Stephen Gelb, economics professor at the University of Johannesburg, said it is easy for foreigners to enter SA.
“The SA policy framework is largely laissez faire regarding the entry of foreign firms.”Gelb said policy interventions do not discriminate between domestic and foreign investors.
”No official approval is required except in a few sectors such as banking. Foreign investors are subject to the same laws and regulators as domestic investors.”But Gelb questioned the use of competition authorities to screen foreign investment.
”They should be used to look at competition. If you use them to look at other things it undermines their credibility. We have an effective competition regime. We should be protecting that quality, not undermining it.”
Azar Jammine, economist at Econometrix, said SA could not afford negative perceptions created by the Walmart hearing.”SA might not need foreign capital right now as money is still pouring into our equity and bond markets from abroad.
”But from a longer-term perspective the damaging perception becomes costly. The lion’s share of money coming in is of a portfolio investment kind and helps us survive, but it’s not creating jobs.”
Chris Hart, economist at Investment Solutions, said the apparent xenophobia to foreign capital can be costly for SA, especially when there is no “plan B” for economic growth and employment creation.
He said that given SA’s lack of savings, which would normally be used to pay for growth, meant the country desperately needs foreign investment.Analysts warned against the risk of mixed messages should conditions be imposed on the Walmart deal.
”On the one hand the government keeps saying they want to attract foreign investment, but on the other hand they seem to be terrified of the implications of what that might mean,” said one.
Uncertainty is being created by having different rules for each attempted transaction by a foreign entity, said Neren Rau, CEO of the SA Chamber of Commerce and Industry.

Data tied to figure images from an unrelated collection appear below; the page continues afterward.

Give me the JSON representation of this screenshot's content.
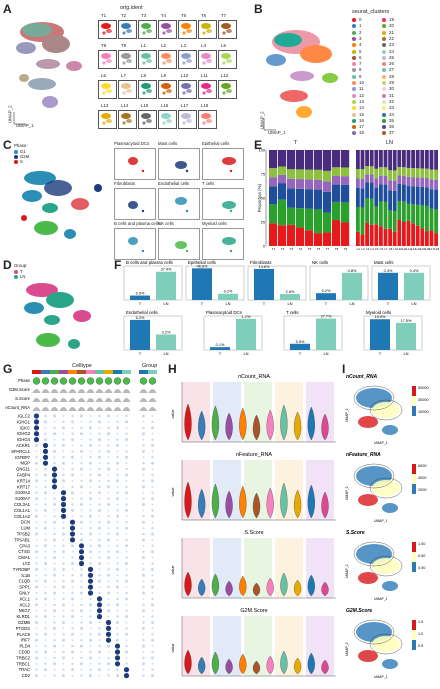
{
  "panels": {
    "A": {
      "letter": "A",
      "title": "orig.ident",
      "samples": [
        "T1",
        "T2",
        "T3",
        "T4",
        "T5",
        "T6",
        "T7",
        "T8",
        "T9",
        "L1",
        "L2",
        "L3",
        "L4",
        "L5",
        "L6",
        "L7",
        "L8",
        "L9",
        "L10",
        "L11",
        "L12",
        "L13",
        "L14",
        "L15",
        "L16",
        "L17",
        "L18"
      ],
      "xlab": "UMAP_1",
      "ylab": "UMAP_2"
    },
    "B": {
      "letter": "B",
      "title": "seurat_clusters",
      "clusters": [
        "0",
        "1",
        "2",
        "3",
        "4",
        "5",
        "6",
        "7",
        "8",
        "9",
        "10",
        "11",
        "12",
        "13",
        "14",
        "15",
        "16",
        "17",
        "18",
        "19",
        "20",
        "21",
        "22",
        "23",
        "24",
        "25",
        "26",
        "27",
        "28",
        "29",
        "30",
        "31",
        "32",
        "33",
        "34",
        "35",
        "36",
        "37"
      ],
      "xlab": "UMAP_1",
      "ylab": "UMAP_2"
    },
    "C": {
      "letter": "C",
      "legend_title": "Phase:",
      "phases": [
        "G1",
        "G2M",
        "S"
      ],
      "celltypes": [
        "Plasmacytoid DCs",
        "Mast cells",
        "Epithelial cells",
        "Fibroblasts",
        "Endothelial cells",
        "T cells",
        "B cells and plasma cells",
        "NK cells",
        "Myeloid cells"
      ]
    },
    "D": {
      "letter": "D",
      "legend_title": "Group:",
      "groups": [
        "T",
        "LN"
      ]
    },
    "E": {
      "letter": "E",
      "ylabel": "Proportion (%)",
      "left_title": "T",
      "right_title": "LN"
    },
    "F": {
      "letter": "F",
      "xT": "T",
      "xLN": "LN",
      "ylabel": "Proportion (%)"
    },
    "G": {
      "letter": "G",
      "top_title": "Celltype",
      "top_title2": "Group",
      "rows": [
        "Phase",
        "G2M.Score",
        "S.Score",
        "nCount_RNA"
      ],
      "genes": [
        "IGLC2",
        "IGHG1",
        "IGKC",
        "IGHG3",
        "IGHG4",
        "ACKR1",
        "SPARCL1",
        "IGFBP7",
        "MGP",
        "GNG11",
        "FABP4",
        "KRT14",
        "KRT17",
        "S100A2",
        "S100A7",
        "COL3A1",
        "COL1A1",
        "COL1A2",
        "DCN",
        "LUM",
        "TPSB2",
        "TPSAB1",
        "CPA3",
        "CTSG",
        "CMA1",
        "LYZ",
        "TYROBP",
        "IL1B",
        "C1QB",
        "SPP1",
        "GNLY",
        "XCL1",
        "XCL2",
        "NKG7",
        "KLRD1",
        "GZMB",
        "PTGDS",
        "PLAC8",
        "IRF7",
        "PLD4",
        "CD3D",
        "TRBC2",
        "TRBC1",
        "TRAC",
        "CD2"
      ]
    },
    "H": {
      "letter": "H",
      "titles": [
        "nCount_RNA",
        "nFeature_RNA",
        "S.Score",
        "G2M.Score"
      ],
      "ylab": "value"
    },
    "I": {
      "letter": "I",
      "titles": [
        "nCount_RNA",
        "nFeature_RNA",
        "S.Score",
        "G2M.Score"
      ],
      "scales": [
        [
          "50000",
          "30000",
          "10000"
        ],
        [
          "6000",
          "4000",
          "2000"
        ],
        [
          "1.00",
          "0.50",
          "0.00"
        ],
        [
          "1.5",
          "1.0",
          "0.5"
        ]
      ],
      "xlab": "UMAP_1",
      "ylab": "UMAP_2"
    }
  },
  "chart_data": [
    {
      "type": "bar",
      "title": "B cells and plasma cells",
      "categories": [
        "T",
        "LN"
      ],
      "values": [
        5.9,
        37.4
      ],
      "labels": [
        "5.9%",
        "37.4%"
      ],
      "ylim": [
        0,
        45
      ]
    },
    {
      "type": "bar",
      "title": "Epithelial cells",
      "categories": [
        "T",
        "LN"
      ],
      "values": [
        46.6,
        9.2
      ],
      "labels": [
        "46.6%",
        "9.2%"
      ],
      "ylim": [
        0,
        50
      ]
    },
    {
      "type": "bar",
      "title": "Fibroblasts",
      "categories": [
        "T",
        "LN"
      ],
      "values": [
        14.6,
        2.8
      ],
      "labels": [
        "14.6%",
        "2.8%"
      ],
      "ylim": [
        0,
        16
      ]
    },
    {
      "type": "bar",
      "title": "NK cells",
      "categories": [
        "T",
        "LN"
      ],
      "values": [
        0.2,
        0.8
      ],
      "labels": [
        "0.2%",
        "0.8%"
      ],
      "ylim": [
        0,
        1
      ]
    },
    {
      "type": "bar",
      "title": "Mast cells",
      "categories": [
        "T",
        "LN"
      ],
      "values": [
        0.4,
        0.4
      ],
      "labels": [
        "0.4%",
        "0.4%"
      ],
      "ylim": [
        0,
        0.5
      ]
    },
    {
      "type": "bar",
      "title": "Endothelial cells",
      "categories": [
        "T",
        "LN"
      ],
      "values": [
        6.2,
        3.2
      ],
      "labels": [
        "6.2%",
        "3.2%"
      ],
      "ylim": [
        0,
        7
      ]
    },
    {
      "type": "bar",
      "title": "Plasmacytoid DCs",
      "categories": [
        "T",
        "LN"
      ],
      "values": [
        0.1,
        1.1
      ],
      "labels": [
        "0.1%",
        "1.1%"
      ],
      "ylim": [
        0,
        1.2
      ]
    },
    {
      "type": "bar",
      "title": "T cells",
      "categories": [
        "T",
        "LN"
      ],
      "values": [
        5.5,
        27.7
      ],
      "labels": [
        "5.5%",
        "27.7%"
      ],
      "ylim": [
        0,
        30
      ]
    },
    {
      "type": "bar",
      "title": "Myeloid cells",
      "categories": [
        "T",
        "LN"
      ],
      "values": [
        19.9,
        17.5
      ],
      "labels": [
        "19.9%",
        "17.5%"
      ],
      "ylim": [
        0,
        22
      ]
    }
  ],
  "colors": {
    "T": "#1f77b4",
    "LN": "#7fcdbb",
    "G1": "#2b8fb5",
    "G2M": "#1b3b7a",
    "S": "#d7191c"
  }
}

Francois du Plessis, portfolio manager at Vega Capital, said if foreign companies encountered problems investing in SA they could turn to other emerging markets.Du Plessis said that apart from the costs of undertaking a due diligence, preparations for a takeover also take up a lot of management time.
”I am sure someone like Andy Bond (former Walmart vice-president who represented the group at this week’s hearings) has 110 better things to do than sit here and explain why they want to invest in SA.”Gelb said every foreign investment has costs and benefits for the economy – the big benefit for Walmart coming into SA would probably be consumer welfare.